Microscopic image of scarring in a dish, showing evidence of fibrosis (red, green) and nuclei of all cells (blue).
Every organ in the body is capable, to some extent, of repairing itself after an injury. As part of this process, scar tissue forms and then recedes to make room for normal tissue when healing is complete.
However, when healing is disrupted—whether by chronic injury or disease—the cells that make up scar tissue can go rogue, continuously dividing and spreading until the scar eventually strangles the organ it was intended to help heal, which can lead to organ failure.
That progressive, out-of-control scarring is called fibrosis, and it can occur in any organ in the body. Fibrosis plays a major role in many diseases and conditions, including chronic kidney disease, liver cirrhosis, idiopathic pulmonary fibrosis, scleroderma and heart failure.

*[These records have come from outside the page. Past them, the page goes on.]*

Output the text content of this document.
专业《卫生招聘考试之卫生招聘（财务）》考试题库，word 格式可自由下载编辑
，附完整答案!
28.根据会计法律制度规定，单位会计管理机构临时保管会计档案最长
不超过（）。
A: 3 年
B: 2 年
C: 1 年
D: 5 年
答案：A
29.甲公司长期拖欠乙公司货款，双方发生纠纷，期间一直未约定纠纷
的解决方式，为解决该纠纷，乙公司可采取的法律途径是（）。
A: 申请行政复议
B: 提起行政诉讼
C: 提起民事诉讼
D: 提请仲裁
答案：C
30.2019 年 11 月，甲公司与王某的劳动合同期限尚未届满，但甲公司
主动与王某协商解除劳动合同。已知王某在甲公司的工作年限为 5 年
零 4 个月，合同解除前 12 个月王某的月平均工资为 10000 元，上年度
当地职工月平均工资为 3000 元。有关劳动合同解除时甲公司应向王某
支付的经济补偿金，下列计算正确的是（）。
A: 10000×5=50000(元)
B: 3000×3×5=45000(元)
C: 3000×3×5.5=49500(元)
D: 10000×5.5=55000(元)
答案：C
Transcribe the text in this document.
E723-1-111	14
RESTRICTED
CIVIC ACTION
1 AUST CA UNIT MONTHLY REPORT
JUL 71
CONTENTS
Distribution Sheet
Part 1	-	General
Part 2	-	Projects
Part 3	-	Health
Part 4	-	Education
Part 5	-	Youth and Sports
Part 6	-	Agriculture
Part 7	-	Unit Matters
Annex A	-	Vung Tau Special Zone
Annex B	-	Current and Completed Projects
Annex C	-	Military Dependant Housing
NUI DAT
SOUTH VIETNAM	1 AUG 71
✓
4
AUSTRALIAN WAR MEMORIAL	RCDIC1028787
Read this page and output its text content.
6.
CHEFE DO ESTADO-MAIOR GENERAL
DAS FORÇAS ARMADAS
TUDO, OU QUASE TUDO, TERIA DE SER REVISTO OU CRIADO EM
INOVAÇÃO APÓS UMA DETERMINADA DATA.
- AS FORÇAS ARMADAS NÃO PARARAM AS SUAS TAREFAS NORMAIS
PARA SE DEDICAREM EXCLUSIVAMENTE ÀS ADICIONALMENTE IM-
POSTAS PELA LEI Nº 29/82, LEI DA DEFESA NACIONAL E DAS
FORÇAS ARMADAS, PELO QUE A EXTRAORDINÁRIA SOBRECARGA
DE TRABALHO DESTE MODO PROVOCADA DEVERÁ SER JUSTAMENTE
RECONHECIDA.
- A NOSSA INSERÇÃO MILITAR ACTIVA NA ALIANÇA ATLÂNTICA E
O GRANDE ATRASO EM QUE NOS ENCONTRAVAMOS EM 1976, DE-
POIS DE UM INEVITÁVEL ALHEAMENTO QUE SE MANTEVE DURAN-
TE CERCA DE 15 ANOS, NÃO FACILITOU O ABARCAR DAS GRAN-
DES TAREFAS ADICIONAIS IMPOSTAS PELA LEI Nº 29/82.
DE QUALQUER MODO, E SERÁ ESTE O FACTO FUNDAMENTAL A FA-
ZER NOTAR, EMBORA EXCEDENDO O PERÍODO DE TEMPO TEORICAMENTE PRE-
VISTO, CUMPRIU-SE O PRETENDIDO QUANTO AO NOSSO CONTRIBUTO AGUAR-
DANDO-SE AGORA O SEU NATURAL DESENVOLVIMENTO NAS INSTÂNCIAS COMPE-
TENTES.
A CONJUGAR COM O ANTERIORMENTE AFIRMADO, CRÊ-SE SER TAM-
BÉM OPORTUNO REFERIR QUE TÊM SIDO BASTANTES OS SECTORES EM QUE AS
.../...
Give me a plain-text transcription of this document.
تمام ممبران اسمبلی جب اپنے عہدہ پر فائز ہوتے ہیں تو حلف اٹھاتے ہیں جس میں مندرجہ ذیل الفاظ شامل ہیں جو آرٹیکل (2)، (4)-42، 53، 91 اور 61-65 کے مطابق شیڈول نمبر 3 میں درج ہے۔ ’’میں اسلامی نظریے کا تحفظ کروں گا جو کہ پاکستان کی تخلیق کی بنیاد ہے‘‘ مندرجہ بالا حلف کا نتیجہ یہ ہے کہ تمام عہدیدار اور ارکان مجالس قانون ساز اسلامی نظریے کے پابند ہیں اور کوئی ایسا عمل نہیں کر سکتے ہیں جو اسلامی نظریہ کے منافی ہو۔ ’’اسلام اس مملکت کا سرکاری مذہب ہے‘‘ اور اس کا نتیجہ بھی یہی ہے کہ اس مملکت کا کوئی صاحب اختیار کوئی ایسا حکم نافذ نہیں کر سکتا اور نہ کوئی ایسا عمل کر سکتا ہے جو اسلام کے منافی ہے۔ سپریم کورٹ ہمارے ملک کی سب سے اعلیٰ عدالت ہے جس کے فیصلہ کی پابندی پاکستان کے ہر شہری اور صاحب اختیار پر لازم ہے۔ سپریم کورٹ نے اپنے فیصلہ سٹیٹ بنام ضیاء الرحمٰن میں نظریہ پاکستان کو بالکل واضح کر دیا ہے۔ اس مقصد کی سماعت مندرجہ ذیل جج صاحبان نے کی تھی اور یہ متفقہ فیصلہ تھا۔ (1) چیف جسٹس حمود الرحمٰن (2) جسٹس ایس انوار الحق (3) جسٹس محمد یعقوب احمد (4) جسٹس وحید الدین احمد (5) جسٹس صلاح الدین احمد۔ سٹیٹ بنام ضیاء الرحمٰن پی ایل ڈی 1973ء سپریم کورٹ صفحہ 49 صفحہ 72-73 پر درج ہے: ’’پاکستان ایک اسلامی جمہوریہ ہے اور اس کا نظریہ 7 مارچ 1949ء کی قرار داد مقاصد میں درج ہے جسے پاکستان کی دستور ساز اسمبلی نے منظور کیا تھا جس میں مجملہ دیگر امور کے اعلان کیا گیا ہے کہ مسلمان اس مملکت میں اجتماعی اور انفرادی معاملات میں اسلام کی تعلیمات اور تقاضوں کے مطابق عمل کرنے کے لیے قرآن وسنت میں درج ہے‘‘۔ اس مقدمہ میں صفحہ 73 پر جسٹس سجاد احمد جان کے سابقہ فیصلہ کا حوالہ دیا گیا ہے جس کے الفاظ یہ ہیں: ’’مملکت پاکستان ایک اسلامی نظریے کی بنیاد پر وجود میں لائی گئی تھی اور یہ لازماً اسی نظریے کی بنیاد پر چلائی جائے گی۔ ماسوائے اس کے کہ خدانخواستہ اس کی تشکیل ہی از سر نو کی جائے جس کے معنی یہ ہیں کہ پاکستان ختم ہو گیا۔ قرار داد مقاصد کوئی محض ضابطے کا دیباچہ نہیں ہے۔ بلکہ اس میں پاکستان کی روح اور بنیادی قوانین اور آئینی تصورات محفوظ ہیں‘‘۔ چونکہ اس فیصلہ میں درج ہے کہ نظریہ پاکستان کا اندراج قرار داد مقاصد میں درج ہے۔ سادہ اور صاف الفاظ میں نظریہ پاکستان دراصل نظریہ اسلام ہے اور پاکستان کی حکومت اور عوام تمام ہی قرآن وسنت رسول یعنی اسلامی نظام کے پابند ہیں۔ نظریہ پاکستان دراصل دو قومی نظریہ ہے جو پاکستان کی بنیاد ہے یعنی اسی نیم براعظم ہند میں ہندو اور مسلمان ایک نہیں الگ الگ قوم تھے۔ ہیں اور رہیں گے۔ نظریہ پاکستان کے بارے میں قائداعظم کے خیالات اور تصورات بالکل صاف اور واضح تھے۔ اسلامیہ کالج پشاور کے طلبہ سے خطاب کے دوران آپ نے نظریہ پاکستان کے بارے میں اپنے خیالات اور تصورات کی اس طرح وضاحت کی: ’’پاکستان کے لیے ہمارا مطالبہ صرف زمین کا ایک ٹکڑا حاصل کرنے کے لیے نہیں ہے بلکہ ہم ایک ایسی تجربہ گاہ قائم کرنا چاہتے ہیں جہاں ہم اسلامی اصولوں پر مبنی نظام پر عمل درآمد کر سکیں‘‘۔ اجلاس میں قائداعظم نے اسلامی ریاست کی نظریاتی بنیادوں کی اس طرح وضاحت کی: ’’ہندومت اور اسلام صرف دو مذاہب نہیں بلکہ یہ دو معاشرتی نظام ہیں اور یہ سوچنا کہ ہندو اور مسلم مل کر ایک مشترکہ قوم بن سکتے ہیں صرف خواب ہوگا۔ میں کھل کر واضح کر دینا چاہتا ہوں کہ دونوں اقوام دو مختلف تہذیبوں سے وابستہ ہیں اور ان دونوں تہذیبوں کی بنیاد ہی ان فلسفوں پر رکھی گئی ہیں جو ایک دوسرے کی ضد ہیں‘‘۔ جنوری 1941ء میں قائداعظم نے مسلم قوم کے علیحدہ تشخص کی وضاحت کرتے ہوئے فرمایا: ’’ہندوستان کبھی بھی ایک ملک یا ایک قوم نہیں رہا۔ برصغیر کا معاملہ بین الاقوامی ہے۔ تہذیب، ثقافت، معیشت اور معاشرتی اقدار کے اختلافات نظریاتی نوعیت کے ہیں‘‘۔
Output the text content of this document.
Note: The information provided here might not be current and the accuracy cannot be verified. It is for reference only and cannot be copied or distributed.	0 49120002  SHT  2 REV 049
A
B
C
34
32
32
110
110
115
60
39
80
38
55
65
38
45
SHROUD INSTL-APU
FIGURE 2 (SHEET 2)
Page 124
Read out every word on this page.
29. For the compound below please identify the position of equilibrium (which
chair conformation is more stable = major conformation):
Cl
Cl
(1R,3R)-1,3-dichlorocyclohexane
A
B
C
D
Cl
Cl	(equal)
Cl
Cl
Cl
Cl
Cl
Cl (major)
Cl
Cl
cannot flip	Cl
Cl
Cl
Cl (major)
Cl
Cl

“Millions of people living with fibrosis have very limited treatment options,” said Dr. Brigitte Gomperts, a member of the Eli and Edythe Broad Center of Regenerative Medicine and Stem Cell Research at UCLA and former CTSI awardee. “Once scarring gets out of control, we don’t have any treatments that can stop it, except for whole-organ transplant.”
For decades, researchers have been seeking a therapy that can halt or reverse fibrosis, but one major roadblock has been the difficulty of replicating the complex, progressive nature of the disease in the lab, where possible treatments could be tested.
Now, a team led by Gomperts has developed a “scar in a dish” model that uses multiple types of cells derived from human stem cells to closely mimic the progressive scarring that occurs in human organs. The researchers used this model to identify a drug candidate that stopped the progression of and even reversed fibrosis in animal models.